A NATO modeling and simulation task group has documented the data farming process in the Final Report of MSG-088. Here, data farming uses collaborative processes in combining rapid scenario prototyping, simulation modeling, design of experiments, high performance computing, and analysis and visualization in an iterative loop-of-loops.

Origins of the term

The term "data farming" comes from the idea of planting data in the simulation and parameter/value space, and then harvesting the data that results from the simulation runs.

Usage

Data farming was originally used in the Marine Corp’s Project Albert. Small agent-based distillation models (simulations) were created to capture a specific military challenge. These models were run thousands or millions of times at the Maui High Performance Computer Center and other facilities. Project Albert analysts would work with the military subject matter experts to refine the models and interpret the results. The Naval Postgraduate School also worked closely with Project Albert in model generation, output analysis, and the creation of new experimental designs to better leverage the computing capabilities at Maui and other facilities.
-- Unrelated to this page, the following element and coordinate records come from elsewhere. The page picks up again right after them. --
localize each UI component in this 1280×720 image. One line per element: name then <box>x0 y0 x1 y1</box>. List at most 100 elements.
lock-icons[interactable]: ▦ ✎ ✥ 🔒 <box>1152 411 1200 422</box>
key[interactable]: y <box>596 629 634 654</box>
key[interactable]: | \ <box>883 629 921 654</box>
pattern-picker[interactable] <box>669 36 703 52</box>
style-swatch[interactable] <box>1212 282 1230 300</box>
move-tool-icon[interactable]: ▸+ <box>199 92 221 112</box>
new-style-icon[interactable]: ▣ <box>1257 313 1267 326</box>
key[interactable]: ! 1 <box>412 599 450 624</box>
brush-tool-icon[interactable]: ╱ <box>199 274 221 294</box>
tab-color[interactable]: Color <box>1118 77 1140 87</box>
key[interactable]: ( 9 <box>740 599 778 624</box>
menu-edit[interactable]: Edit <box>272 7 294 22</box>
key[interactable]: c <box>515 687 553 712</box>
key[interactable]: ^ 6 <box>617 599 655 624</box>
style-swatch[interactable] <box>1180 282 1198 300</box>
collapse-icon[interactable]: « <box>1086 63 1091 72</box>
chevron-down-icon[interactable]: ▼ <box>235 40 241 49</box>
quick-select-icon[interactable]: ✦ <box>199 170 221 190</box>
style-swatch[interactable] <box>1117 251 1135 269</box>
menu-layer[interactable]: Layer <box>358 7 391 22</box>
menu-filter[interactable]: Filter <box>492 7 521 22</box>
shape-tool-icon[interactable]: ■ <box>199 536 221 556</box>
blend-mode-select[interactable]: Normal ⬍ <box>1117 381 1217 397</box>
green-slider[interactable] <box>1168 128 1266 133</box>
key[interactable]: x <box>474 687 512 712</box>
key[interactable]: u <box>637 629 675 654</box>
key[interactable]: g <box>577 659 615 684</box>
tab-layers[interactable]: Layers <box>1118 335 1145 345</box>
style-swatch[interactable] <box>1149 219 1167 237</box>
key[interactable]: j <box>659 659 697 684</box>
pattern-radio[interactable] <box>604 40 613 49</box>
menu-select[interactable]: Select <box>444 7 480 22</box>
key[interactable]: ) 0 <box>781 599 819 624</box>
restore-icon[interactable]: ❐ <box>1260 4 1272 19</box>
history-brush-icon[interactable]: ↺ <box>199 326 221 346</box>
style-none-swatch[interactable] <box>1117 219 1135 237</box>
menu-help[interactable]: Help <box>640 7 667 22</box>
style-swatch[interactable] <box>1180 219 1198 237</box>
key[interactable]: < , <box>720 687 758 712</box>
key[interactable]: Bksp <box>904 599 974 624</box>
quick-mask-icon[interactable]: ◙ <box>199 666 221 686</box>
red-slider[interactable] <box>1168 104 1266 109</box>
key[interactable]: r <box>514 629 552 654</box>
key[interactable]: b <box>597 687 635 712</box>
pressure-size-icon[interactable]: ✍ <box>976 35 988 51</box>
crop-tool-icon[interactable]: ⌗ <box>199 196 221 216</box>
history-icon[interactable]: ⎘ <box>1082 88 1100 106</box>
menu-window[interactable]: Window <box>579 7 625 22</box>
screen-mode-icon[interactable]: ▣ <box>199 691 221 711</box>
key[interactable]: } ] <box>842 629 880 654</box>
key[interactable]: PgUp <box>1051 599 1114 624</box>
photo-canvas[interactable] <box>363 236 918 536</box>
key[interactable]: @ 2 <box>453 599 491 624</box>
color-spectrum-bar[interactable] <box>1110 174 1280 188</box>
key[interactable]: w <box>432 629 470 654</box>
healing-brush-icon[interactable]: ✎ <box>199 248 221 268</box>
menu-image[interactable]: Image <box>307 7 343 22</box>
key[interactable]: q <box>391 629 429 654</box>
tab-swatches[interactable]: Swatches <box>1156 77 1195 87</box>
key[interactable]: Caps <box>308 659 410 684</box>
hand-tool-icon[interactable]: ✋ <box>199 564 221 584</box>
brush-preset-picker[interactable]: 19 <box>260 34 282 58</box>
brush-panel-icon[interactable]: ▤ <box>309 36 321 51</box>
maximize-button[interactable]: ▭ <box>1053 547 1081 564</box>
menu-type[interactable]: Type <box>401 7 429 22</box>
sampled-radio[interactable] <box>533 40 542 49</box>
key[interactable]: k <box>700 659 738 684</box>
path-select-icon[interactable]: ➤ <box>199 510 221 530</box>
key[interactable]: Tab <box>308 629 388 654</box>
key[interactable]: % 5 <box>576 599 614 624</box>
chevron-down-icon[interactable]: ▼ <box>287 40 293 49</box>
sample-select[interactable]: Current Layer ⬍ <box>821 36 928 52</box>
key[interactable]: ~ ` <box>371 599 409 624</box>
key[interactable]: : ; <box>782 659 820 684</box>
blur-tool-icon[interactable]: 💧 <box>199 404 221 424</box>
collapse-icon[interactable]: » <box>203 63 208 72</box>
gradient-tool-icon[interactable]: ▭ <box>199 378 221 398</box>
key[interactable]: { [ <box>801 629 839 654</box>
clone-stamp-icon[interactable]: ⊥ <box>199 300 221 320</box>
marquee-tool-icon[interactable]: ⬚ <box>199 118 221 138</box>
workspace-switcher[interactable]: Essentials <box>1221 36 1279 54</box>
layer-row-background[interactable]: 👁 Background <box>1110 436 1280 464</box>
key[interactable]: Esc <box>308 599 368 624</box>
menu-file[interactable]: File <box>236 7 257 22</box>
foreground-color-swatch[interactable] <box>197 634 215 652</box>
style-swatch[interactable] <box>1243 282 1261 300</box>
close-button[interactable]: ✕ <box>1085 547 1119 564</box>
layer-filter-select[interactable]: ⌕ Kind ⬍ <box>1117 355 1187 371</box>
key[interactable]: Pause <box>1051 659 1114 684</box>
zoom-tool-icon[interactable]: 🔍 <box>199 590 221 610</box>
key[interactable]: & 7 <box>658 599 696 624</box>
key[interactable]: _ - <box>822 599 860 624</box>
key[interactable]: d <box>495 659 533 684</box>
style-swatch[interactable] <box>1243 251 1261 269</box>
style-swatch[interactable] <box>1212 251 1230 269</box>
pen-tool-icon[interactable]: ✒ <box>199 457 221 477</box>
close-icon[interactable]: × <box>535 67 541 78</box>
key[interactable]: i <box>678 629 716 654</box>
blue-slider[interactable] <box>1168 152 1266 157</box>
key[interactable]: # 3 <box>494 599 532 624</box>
Since the end of Project Albert in 2006, data farming has been applied to many real world questions, in particular defense-related applications. For example, the NATO Final Report of MSG-088 contains a case study on humanitarian assistance and a case study on force protection. NATO has also begun a follow-on task group using data farming to examine questions in cyber security and operational force planning.

Workshops

International Data Farming Workshops are held twice each year, in the Spring and Fall. Workshop information, including proceedings from prior workshops and registration information for future ones, can be found at the Naval Postgraduate School's SEED Center for Data Farming and the Data Farming Community page on Workshops. The 28th workshop is to be held in the Washington DC area in October 2014.

  1. ^ Lucas, T. W.; Kelton, W. D.; Sanchez, P. J.; Sanchez, S. M.; Anderson, B. L. (2015). "Changing the Paradigm: Simulation, Now a Method of First Resort". Naval Research Logistics. 62 (4): 293–305. doi:10.1002/nav.21628.